The marked differences between the global methylation levels of newborn and adult samples (Additional File 2A) prompted us to also analyse the datasets excluding newborn samples (Additional File 3). A number of sites showed a reversed directionality of age-dependent methylation changes if we excluded the newborn samples from the analysis (highlighted in pink and green; Additional File 3A and B), however the majority of sites (highlighted in blue and orange/red) showed the same correlation characteristics independent of the inclusion or exclusion of newborn samples (Additional File 3C). The correlations between age and DNA methylation in the adult datasets were both positive and negative and the correlation values were normally distributed (Additional File 3D), but none of the correlations were significant (Additional File 3E; Spearman’s correlation, with a multiple testing corrected p-value cut-off of < 0.05). Although the analysis was based on all tissues, only a small number of the age-correlated methylation changes in the adult samples were common to all tissues (p<0.005; Additional File 3F). A subsequent analysis of age-correlations in each tissue independently identified a large number of tissue specific methylation changes (p<0.005; Additional File 3G and H), suggesting that changes in DNA methylation in adults are primarily driven by tissue specific processes, while tissue-independent methylation changes are associated with global developmental processes (Figure 1G).

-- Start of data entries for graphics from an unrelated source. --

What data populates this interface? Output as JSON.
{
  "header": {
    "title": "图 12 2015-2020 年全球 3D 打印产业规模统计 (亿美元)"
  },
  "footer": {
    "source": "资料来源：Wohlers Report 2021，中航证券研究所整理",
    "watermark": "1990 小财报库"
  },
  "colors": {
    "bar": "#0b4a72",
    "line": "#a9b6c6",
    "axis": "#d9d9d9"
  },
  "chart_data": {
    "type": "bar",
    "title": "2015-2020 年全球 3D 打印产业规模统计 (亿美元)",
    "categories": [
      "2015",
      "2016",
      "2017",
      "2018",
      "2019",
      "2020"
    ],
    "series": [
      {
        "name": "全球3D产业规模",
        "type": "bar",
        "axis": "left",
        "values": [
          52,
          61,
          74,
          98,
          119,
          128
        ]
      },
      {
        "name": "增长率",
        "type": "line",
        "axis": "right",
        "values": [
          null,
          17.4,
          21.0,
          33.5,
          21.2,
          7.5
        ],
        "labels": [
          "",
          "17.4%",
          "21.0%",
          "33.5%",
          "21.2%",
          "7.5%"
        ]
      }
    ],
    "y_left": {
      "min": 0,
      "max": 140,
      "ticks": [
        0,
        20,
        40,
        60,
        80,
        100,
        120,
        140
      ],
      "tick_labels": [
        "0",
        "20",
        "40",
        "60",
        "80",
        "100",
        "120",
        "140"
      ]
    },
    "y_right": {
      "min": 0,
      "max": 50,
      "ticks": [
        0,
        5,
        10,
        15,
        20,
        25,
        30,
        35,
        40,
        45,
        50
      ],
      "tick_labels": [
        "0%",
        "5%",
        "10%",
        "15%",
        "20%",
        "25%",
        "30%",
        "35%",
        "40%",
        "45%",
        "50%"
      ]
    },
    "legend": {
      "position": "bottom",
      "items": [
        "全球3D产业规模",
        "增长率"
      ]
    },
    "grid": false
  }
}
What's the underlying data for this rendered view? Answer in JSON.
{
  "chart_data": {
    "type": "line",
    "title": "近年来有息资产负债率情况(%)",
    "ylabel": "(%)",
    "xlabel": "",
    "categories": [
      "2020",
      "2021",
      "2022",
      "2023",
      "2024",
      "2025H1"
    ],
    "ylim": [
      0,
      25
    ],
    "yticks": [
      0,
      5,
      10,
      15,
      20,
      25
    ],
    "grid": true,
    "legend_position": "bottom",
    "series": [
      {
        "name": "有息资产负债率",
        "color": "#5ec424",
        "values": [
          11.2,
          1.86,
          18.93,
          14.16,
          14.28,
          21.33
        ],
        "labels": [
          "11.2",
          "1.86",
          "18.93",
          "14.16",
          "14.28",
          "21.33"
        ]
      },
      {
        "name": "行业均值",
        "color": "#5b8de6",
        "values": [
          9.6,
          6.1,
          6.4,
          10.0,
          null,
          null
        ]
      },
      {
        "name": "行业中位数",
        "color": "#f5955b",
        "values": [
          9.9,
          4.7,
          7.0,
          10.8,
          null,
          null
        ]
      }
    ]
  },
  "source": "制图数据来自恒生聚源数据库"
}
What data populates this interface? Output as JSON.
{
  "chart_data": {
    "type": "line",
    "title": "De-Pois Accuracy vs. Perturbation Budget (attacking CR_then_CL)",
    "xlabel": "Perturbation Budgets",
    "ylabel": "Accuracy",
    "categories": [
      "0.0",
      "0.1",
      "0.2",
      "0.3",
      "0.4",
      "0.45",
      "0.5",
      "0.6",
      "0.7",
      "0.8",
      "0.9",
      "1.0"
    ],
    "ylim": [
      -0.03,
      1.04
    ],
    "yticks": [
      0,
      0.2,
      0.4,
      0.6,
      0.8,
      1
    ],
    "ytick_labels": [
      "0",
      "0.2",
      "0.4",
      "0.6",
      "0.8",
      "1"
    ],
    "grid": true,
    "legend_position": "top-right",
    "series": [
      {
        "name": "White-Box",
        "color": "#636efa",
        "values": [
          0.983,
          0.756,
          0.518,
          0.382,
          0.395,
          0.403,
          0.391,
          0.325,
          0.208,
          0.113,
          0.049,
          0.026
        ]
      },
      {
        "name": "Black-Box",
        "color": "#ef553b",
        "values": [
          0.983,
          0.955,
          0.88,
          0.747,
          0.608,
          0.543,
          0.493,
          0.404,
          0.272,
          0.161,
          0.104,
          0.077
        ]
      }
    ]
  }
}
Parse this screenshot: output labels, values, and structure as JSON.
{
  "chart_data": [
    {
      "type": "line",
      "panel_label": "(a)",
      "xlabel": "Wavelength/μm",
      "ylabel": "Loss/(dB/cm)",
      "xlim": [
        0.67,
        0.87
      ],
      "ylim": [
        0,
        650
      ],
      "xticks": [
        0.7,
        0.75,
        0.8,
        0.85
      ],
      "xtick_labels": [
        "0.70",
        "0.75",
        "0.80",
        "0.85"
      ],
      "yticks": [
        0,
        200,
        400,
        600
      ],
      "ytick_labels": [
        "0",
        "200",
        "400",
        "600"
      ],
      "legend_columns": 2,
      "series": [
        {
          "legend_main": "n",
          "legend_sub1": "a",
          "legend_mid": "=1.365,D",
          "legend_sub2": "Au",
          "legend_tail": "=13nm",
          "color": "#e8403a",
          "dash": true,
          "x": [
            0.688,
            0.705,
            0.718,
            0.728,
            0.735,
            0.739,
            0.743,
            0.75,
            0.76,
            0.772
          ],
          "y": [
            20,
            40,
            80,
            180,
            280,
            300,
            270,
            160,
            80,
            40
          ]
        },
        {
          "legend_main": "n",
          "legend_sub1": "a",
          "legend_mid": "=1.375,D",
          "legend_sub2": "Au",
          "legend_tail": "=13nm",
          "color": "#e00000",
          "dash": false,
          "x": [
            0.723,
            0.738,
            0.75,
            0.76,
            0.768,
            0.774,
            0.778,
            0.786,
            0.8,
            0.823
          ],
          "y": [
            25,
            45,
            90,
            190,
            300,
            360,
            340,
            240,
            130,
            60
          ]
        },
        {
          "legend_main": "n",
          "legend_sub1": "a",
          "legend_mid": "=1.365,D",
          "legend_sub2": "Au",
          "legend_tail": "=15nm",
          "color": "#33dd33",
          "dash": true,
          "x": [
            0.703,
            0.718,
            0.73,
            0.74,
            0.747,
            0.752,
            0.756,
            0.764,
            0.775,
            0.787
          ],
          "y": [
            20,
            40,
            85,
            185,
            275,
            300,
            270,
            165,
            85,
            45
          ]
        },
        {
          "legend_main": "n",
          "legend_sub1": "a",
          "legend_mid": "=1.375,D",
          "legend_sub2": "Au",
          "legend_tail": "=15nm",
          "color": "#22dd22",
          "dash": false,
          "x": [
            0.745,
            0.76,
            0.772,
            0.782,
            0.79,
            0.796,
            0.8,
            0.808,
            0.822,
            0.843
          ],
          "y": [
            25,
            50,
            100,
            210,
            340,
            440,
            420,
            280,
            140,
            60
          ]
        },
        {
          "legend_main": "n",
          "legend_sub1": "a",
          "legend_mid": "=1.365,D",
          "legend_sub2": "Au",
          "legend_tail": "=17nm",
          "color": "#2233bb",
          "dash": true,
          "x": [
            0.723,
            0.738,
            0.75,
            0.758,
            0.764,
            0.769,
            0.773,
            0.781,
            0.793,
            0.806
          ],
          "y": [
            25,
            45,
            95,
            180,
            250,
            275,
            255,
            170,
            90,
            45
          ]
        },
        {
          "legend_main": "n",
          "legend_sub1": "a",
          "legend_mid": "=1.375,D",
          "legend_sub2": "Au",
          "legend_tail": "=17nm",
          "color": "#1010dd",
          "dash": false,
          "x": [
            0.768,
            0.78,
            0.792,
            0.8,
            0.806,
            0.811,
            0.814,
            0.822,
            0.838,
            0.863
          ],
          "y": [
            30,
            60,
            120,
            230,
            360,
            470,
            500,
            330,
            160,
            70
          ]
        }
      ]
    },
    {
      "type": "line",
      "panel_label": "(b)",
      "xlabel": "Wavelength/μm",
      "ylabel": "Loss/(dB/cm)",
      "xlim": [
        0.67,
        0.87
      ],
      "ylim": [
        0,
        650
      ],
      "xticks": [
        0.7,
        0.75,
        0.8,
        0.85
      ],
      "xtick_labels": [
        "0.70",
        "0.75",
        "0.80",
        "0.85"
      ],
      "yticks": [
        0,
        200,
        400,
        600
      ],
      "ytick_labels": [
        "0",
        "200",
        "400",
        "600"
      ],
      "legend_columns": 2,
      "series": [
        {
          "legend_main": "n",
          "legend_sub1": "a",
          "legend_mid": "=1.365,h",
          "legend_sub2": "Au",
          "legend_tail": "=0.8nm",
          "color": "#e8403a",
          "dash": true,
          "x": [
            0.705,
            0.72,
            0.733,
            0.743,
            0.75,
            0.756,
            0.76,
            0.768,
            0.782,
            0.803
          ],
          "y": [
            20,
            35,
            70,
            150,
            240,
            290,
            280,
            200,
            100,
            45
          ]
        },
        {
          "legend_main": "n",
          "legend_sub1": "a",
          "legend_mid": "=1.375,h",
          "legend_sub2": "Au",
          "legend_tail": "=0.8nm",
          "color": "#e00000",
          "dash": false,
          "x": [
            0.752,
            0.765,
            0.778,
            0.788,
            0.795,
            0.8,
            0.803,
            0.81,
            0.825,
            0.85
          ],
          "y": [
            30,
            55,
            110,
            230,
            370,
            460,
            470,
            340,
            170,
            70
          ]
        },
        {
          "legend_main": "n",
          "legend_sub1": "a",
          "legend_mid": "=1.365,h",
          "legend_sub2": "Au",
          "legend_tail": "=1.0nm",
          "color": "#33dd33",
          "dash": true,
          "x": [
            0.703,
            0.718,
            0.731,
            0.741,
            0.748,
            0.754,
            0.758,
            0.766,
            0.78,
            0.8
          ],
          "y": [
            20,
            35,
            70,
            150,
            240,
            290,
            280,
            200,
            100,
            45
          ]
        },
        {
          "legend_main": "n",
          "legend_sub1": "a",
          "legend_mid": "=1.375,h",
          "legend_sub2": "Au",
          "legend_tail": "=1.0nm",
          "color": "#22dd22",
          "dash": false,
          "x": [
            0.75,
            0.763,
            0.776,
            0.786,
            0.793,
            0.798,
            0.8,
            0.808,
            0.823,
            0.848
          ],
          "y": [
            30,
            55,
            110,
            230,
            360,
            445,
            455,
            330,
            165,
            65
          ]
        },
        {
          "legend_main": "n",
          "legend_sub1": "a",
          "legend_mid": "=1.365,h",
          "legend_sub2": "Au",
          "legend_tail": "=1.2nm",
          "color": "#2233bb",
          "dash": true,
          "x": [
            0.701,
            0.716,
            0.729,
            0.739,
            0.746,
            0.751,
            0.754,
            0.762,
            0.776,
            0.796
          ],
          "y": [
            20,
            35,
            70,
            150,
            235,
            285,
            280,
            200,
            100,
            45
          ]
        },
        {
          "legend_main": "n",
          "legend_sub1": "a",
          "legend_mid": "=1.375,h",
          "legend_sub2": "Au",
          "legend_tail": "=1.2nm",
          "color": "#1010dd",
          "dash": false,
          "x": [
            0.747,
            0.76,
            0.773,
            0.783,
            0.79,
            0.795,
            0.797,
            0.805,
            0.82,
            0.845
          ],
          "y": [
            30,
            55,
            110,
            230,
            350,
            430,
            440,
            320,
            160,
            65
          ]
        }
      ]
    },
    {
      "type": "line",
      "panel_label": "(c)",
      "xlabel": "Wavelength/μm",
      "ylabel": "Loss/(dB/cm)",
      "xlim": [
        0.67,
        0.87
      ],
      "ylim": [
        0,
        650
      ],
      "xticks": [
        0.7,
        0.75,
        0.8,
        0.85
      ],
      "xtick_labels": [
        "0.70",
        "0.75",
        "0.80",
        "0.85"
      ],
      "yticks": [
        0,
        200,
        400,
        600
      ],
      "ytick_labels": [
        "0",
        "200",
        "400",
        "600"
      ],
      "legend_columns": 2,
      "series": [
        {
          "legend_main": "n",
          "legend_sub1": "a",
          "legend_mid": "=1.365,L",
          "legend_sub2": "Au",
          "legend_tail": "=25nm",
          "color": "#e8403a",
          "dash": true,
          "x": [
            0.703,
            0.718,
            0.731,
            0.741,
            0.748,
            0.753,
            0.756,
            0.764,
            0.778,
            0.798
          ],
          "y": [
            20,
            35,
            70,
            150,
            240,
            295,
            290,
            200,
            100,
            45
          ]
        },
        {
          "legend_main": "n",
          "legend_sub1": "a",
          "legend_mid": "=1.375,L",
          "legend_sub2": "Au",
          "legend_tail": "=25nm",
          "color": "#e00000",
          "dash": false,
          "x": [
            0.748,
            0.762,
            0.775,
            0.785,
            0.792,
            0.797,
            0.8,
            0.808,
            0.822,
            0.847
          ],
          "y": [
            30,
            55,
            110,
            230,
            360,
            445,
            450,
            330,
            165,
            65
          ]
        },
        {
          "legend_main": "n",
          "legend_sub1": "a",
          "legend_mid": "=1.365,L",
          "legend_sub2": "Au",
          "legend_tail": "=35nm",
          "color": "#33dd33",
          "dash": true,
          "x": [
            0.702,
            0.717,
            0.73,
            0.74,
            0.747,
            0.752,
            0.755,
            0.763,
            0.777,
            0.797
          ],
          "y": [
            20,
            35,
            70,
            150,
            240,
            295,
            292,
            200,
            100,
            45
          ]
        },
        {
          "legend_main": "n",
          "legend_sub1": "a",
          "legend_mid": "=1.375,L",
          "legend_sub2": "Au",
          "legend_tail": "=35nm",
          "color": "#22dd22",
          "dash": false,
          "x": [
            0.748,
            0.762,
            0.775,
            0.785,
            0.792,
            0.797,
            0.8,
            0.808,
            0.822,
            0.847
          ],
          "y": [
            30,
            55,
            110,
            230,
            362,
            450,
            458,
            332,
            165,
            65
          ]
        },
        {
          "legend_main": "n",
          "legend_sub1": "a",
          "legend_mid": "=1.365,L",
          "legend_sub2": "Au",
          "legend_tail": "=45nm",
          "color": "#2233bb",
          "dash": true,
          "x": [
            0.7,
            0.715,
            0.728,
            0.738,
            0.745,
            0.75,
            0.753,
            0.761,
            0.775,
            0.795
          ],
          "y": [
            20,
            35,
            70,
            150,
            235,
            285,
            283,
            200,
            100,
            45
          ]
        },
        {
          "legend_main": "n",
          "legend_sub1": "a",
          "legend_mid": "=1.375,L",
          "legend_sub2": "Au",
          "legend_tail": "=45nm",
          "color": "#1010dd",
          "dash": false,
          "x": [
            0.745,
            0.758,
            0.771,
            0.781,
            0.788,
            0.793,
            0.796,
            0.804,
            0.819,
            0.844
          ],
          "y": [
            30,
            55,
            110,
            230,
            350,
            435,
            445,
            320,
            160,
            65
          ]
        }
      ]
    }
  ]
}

DNA methylation levels at a discrete set of CpGs are predictive of age
Having found that methylation at many individual CpG sites did change in an age-dependent manner we decided to generate an epigenetic age predictor in mice (Figure 2A). In addition to our own datasets, we also included previously published datasets comprised of RRBS libraries from liver, lung, muscle, spleen, and cerebellum samples from male and female C57BL/6 mice aged newborn to 31 weeks [29-32]. A description of these datasets can be found in Additional File 4. In short, 129 healthy samples were used to define the training set, with the remaining 189 making up an independent test set, including two datasets that were generated by different labs and hence experimentally independent from the datasets used to train the model. All samples were processed as described in the Materials and Methods. We excluded CpGs located on either of the sex chromosomes or in the mitochondrial genome prior to further processing and analysis.
We used an elastic-net regression model to predict log-transformed chronological age, measured in days. Only CpG sites covered by least 5 reads in all samples were used (~18k sites; see Material and Methods for details). Following cross-validation to optimise the model parameters, the final predictor was based on 329 CpG sites (Additional File 5A & Additional File 6); the sites in this predictor will be referred to as mouse (multi-tissue) clock sites. The model selects the most informative sites but allows for some redundancy to increase robustness, and it infers weights for each individual site [33]. The model weights across sites are depicted in Additional File 5B. One implication of this approach is that the clock sites do not necessarily represent the strongest age-correlating sites characterised above (Figure 2B). Similar to the human age predictor described by Hannum et al. [5], the initial starting methylation levels of the mouse clock sites are somewhat predictive of the directionality of their methylation changes with age (Additional File 5C).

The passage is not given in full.